Koh Rong is Cambodia’s island escape, and it still has the rough edges that make it feel like a discovery rather than a resort. The main beach — Long Set, also called Long Beach — is four kilometres of white sand backed by jungle, with beach bars that range from bamboo shacks to something approaching comfort. Development is coming, you can see it in the half-built concrete at the edges, but for now the island retains its castaway character. I arrived on the morning ferry from Sihanoukville, stepped off the boat onto a wooden pier, and within ten minutes had my feet in sand so white it looked artificial. It is not.
We hiked across the island through dense jungle to Lonely Beach, where we were entirely alone for an afternoon. The trail is unmarked in places, the jungle thick enough that the canopy blocks the sky, and the heat inside the tree cover is a physical thing — a wall of humidity that makes every step feel earned. When the trees open and the beach appears — a crescent of white sand, turquoise water, no one — the relief is total. We swam, ate the mangoes we had carried, and watched hermit crabs negotiate the tide line with an urgency that seemed comic against the stillness of everything else.

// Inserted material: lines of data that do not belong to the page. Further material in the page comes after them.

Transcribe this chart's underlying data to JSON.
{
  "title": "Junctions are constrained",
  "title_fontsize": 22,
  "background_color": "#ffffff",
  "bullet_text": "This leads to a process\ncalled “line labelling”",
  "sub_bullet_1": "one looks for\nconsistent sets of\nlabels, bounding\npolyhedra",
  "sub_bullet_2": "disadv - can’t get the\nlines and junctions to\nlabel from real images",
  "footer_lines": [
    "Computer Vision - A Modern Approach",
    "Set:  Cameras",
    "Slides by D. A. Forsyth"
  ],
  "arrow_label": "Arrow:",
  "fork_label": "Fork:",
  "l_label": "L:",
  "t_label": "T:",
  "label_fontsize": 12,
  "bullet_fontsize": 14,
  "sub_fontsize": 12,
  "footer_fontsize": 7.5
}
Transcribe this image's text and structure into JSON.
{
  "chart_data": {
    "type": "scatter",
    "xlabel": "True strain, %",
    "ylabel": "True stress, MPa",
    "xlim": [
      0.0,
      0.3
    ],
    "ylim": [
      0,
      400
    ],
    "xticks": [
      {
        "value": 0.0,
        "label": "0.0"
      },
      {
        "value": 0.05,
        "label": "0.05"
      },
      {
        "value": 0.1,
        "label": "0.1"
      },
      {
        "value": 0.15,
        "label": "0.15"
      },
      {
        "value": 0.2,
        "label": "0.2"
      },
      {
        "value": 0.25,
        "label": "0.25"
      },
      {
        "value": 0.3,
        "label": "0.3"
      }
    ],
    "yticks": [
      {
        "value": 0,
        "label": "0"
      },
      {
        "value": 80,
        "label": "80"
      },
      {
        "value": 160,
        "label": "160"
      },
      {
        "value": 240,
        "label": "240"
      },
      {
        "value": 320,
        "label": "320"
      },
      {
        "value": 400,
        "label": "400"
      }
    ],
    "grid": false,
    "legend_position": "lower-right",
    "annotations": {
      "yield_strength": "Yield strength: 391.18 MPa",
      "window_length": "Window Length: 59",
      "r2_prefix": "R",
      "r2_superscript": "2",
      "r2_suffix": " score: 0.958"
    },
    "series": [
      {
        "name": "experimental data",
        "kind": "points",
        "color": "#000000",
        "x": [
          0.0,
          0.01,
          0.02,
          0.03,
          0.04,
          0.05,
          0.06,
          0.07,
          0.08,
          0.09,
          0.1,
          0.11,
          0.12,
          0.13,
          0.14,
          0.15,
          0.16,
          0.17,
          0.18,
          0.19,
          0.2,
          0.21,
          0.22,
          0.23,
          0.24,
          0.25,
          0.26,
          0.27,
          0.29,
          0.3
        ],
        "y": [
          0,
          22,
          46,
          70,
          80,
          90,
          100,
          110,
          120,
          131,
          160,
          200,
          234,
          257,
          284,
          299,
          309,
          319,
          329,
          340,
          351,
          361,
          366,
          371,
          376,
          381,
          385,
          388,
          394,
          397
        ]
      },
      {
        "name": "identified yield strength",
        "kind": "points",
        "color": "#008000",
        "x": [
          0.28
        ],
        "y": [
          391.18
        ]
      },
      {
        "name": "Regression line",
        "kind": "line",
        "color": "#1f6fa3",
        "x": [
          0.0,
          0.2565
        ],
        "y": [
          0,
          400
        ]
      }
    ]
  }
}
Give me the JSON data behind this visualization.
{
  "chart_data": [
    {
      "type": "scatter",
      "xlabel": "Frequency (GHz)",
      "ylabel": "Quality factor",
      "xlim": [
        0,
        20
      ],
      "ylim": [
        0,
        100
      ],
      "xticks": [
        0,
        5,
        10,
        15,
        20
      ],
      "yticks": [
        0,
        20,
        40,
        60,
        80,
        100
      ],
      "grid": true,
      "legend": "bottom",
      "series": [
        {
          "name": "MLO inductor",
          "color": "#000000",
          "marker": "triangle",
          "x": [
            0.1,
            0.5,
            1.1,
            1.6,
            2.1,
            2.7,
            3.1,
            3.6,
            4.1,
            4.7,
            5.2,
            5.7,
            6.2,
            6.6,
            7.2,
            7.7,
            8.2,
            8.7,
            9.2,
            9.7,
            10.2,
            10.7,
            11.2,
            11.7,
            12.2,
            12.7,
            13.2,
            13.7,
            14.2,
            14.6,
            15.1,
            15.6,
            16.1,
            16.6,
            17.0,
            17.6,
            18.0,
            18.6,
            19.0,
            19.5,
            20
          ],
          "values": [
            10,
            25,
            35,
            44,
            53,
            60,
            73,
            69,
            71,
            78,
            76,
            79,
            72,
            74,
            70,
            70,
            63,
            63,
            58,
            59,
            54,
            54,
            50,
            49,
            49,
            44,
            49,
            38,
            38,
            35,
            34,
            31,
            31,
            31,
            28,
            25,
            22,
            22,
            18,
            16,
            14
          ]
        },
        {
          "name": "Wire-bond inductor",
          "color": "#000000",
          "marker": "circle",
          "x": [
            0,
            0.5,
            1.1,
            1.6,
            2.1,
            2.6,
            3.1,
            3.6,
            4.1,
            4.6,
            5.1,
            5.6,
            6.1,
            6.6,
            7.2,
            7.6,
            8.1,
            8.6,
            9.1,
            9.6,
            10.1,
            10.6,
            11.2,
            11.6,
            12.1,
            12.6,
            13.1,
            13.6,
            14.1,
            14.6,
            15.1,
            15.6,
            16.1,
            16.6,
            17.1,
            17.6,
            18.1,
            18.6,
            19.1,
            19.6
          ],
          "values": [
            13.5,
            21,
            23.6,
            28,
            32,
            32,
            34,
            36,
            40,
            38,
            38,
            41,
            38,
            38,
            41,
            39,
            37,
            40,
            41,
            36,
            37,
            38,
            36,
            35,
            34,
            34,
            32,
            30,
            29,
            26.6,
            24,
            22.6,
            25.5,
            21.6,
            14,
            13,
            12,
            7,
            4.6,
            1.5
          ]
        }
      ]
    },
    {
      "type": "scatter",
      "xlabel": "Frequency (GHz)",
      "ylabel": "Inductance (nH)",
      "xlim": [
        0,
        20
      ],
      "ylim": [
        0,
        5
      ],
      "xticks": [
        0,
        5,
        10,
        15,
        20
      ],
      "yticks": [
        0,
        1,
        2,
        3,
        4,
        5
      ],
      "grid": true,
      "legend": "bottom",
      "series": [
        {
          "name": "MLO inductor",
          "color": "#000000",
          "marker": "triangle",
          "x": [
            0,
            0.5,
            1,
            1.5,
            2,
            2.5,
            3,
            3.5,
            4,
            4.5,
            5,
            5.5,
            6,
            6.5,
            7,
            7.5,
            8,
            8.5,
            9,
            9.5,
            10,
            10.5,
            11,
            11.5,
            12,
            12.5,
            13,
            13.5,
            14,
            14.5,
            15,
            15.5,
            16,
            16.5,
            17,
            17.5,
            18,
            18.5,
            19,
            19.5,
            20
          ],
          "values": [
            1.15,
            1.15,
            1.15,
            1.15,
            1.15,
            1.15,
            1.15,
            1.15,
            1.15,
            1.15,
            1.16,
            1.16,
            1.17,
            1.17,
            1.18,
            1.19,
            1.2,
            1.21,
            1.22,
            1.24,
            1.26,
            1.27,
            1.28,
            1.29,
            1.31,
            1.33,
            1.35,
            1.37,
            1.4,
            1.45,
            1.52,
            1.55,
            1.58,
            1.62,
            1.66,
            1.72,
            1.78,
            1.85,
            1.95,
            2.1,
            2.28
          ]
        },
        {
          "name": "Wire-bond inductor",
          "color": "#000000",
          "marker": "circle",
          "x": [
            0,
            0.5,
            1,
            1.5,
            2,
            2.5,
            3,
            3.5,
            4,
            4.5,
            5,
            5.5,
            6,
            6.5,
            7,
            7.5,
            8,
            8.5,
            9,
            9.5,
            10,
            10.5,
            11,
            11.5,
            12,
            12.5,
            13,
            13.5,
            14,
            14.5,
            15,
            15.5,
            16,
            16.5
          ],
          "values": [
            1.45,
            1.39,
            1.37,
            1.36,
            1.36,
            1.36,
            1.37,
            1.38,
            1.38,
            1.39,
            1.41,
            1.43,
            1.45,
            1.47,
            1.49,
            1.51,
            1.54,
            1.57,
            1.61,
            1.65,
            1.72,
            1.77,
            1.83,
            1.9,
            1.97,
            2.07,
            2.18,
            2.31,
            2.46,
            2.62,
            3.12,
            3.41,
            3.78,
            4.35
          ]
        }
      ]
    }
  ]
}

The snorkelling off the quieter southern bays revealed healthy coral and curious fish — parrotfish, clownfish, the occasional barracuda holding motionless in the current like a silver blade. The reef is not Maldives-grade, but it is alive and accessible and free of the crowds that have ruined snorkelling in much of Thailand. We rented masks from a shack on the beach and swam out from shore, no boat required, and spent two hours drifting over coral gardens that started in waist-deep water.
But the headline experience is the bioluminescence. On moonless nights, the plankton in the shallows light up electric blue with every movement, and swimming through them is genuinely otherworldly. I waded in up to my chest and moved my arms slowly, and the water erupted in constellations around my fingers. Each stroke left a trail of blue light that faded over seconds. I have never experienced anything like it, and I say that as someone who has chased northern lights and swum with whale sharks. This was more intimate, more strange, more like being inside a phenomenon rather than observing one. Koh Rong Sanloem, the smaller sister island, offers a quieter alternative with better-maintained beaches and a dive school that takes you to sites most visitors never reach.

When to go: November to May is dry season. December to February is peak but manageable. Avoid September and October when rough seas can cancel ferries. Bioluminescence is best on dark, moonless nights.